Armed Escort

The journey to the temple in the army truck feels surreal. The two soldiers, Corporal Davies and Private Miller, are all brisk efficiency and black humour, treating the mission like a routine patrol. Their casual disbelief is a stark contrast to the knot of dread tightening in your stomach.

As you approach the temple, the mood shifts. The same unnatural silence hangs over the clearing. The soldiers feel it too, their jokes dying on their lips, fingers moving instinctively to the triggers of their rifles.

You don’t have to breach the entrance. The cultists are waiting for you, emerging from the temple’s dark maw like wraiths. “Halt! British Army!” Davies barks, but the command is met with a guttural, inhuman chant. A shot rings out—from whose side, it’s impossible to tell—and the clearing erupts into chaos.

The firefight is a brutal affair of deafening reports and shouts. The cultists are unnervingly resilient, moving with an unnatural grace as they use the jungle for cover. Miller goes down with a cry, clutching a wound that smokes with a strange, cold vapour. Davies lays down suppressing fire, his face a mask of terrified determination.
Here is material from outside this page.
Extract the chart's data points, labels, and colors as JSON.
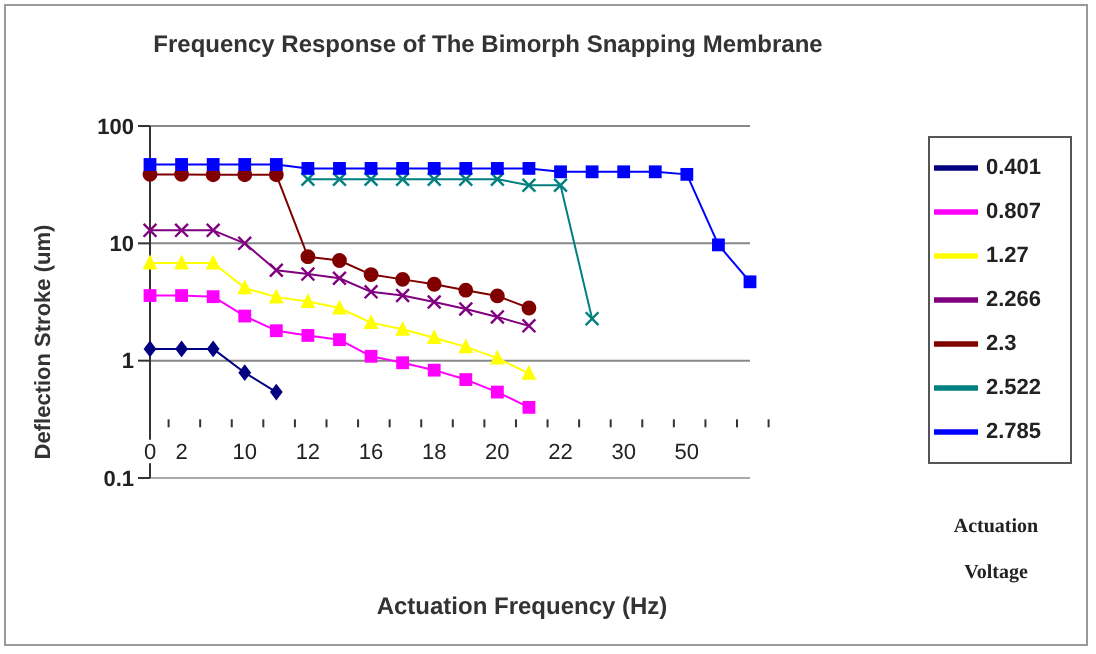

In the midst of the fray, a ricochet or a stray blast of dark energy—you can’t tell which—smashes into the stone pedestal inside the entrance. The Jade Serpent is sent flying, tumbling through the air in a shimmering arc before landing with a heavy thud on the mossy ground, right at your feet.

It pulses with a malevolent light, its obsidian eyes seeming to stare into your soul. The air around it hums with power. Davies, his voice cracking with stress and fear, screams over the gunfire, “The artifact, sir! Secure it!”

The relic lies unprotected. The decision is yours, and yours alone.